I am Susan Campbell Woodward, and I am a Survivor.

Facing the abyss of the Hero’s Journey is a painful process that cannot be avoided if one is to rise in strength on the other side.  My own journey through an abyss filled with both childhood and spousal abuse left me near broken. At a time when I contemplated suicide as a means of escape, The Hero With a Thousand Faces found its way to me.  Campbell’s analysis of the monomyth led me along the arduous journey toward healing, particularly from childhood rape.

Inspired by Campbell, I found catharsis in writing, and the culmination of my healing came from finding the strength to self publish my work.

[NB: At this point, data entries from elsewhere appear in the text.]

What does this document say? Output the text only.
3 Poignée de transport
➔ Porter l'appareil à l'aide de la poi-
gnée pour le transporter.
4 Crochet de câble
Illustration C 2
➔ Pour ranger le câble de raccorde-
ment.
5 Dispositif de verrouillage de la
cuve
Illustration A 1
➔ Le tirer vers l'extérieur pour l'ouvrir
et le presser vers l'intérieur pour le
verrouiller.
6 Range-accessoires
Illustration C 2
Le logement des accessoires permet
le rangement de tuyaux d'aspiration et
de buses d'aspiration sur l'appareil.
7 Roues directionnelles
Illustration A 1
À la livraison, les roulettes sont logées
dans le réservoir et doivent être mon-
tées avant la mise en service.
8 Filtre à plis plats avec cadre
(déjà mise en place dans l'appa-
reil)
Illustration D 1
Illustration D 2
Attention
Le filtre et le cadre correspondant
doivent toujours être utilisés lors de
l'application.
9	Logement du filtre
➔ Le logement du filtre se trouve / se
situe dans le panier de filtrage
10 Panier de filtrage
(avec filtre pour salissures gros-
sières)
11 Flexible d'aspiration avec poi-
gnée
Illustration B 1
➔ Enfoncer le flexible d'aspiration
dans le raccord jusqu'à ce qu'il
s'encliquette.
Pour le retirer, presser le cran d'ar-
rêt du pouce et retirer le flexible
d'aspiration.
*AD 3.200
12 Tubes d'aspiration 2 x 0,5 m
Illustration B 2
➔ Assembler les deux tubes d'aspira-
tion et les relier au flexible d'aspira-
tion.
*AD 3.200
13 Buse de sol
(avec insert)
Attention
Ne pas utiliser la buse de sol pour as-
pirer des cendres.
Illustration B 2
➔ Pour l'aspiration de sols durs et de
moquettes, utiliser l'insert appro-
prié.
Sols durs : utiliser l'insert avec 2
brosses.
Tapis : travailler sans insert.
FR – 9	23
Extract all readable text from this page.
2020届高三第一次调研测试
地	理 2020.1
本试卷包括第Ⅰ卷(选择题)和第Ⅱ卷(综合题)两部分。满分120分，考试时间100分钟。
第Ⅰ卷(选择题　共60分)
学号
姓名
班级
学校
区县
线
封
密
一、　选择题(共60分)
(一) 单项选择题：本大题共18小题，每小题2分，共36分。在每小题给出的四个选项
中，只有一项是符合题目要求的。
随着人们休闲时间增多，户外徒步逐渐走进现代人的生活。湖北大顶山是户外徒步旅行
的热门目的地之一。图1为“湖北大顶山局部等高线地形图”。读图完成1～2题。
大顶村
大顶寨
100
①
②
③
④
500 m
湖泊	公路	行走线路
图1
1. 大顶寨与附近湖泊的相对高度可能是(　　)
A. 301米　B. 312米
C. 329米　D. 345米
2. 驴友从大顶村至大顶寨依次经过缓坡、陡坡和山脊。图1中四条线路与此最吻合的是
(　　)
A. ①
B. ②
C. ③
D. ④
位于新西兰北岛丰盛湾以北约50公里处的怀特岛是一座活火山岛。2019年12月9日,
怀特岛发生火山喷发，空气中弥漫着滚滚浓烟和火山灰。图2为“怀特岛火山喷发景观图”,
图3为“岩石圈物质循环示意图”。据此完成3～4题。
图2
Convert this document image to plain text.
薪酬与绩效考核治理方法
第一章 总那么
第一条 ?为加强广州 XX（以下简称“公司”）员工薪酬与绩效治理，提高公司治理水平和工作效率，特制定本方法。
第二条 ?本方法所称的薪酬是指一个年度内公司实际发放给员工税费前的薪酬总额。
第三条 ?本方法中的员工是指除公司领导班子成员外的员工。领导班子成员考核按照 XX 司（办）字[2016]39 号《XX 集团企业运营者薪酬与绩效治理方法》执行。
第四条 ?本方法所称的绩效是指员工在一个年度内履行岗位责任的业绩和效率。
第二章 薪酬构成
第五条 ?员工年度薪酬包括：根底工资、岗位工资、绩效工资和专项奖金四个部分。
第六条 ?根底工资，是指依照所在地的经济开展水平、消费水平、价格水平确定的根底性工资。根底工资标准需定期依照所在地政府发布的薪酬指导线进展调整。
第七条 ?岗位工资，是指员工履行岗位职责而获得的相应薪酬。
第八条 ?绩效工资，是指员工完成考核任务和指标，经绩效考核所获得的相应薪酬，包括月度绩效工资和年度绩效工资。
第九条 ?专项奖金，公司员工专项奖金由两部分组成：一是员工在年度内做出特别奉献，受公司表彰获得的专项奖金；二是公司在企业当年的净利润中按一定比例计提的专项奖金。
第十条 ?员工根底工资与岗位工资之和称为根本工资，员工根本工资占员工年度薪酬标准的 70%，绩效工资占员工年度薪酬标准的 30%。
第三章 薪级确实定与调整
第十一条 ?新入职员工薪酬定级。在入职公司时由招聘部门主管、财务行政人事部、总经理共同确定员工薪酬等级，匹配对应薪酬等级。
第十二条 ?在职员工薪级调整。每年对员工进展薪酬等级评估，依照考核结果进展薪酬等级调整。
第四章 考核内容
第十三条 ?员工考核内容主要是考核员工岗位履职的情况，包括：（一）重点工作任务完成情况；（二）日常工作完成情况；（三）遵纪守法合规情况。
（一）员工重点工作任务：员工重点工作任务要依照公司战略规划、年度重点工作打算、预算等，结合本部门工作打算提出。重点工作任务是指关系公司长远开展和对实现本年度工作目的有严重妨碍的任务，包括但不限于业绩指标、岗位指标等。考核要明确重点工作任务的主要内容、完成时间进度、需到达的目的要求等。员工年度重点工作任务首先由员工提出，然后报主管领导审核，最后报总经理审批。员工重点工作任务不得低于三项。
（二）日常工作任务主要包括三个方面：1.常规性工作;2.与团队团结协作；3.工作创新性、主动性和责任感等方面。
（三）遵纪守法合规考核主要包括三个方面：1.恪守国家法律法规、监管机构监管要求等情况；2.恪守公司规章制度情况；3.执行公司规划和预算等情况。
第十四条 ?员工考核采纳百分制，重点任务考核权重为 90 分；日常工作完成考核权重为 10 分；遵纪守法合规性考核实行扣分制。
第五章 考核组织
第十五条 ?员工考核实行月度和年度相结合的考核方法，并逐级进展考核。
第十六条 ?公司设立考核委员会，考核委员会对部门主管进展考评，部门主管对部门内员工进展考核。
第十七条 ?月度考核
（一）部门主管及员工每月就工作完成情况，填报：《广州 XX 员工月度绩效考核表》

One of my books, Beau Fleuve, is a poetry collection that explores the effects of and recovery from rape and sexual abuse. I felt compelled to publish as a means of reaching out to other survivors.  Sadly, though, my own work has been turned against me as I still face the accusatory words, “I heard…” Throughout my life, these two words most often preceded an attack, usually coming as an effort to silence, or even worse, to shame me.

The #MeToo movement has renewed my courage to hold my head high and refuse to cower under the shadow of someone else’s shame. I will not hide. I did not invite the attack on my eight year old self; I shall be the one to stand tall for that little girl when no one else would and face “I heard…” with dignity.  I will fight for her and for others who have also faced the rumor mill that spits out, “I heard…”

I am a Survivor, and you heard it from me."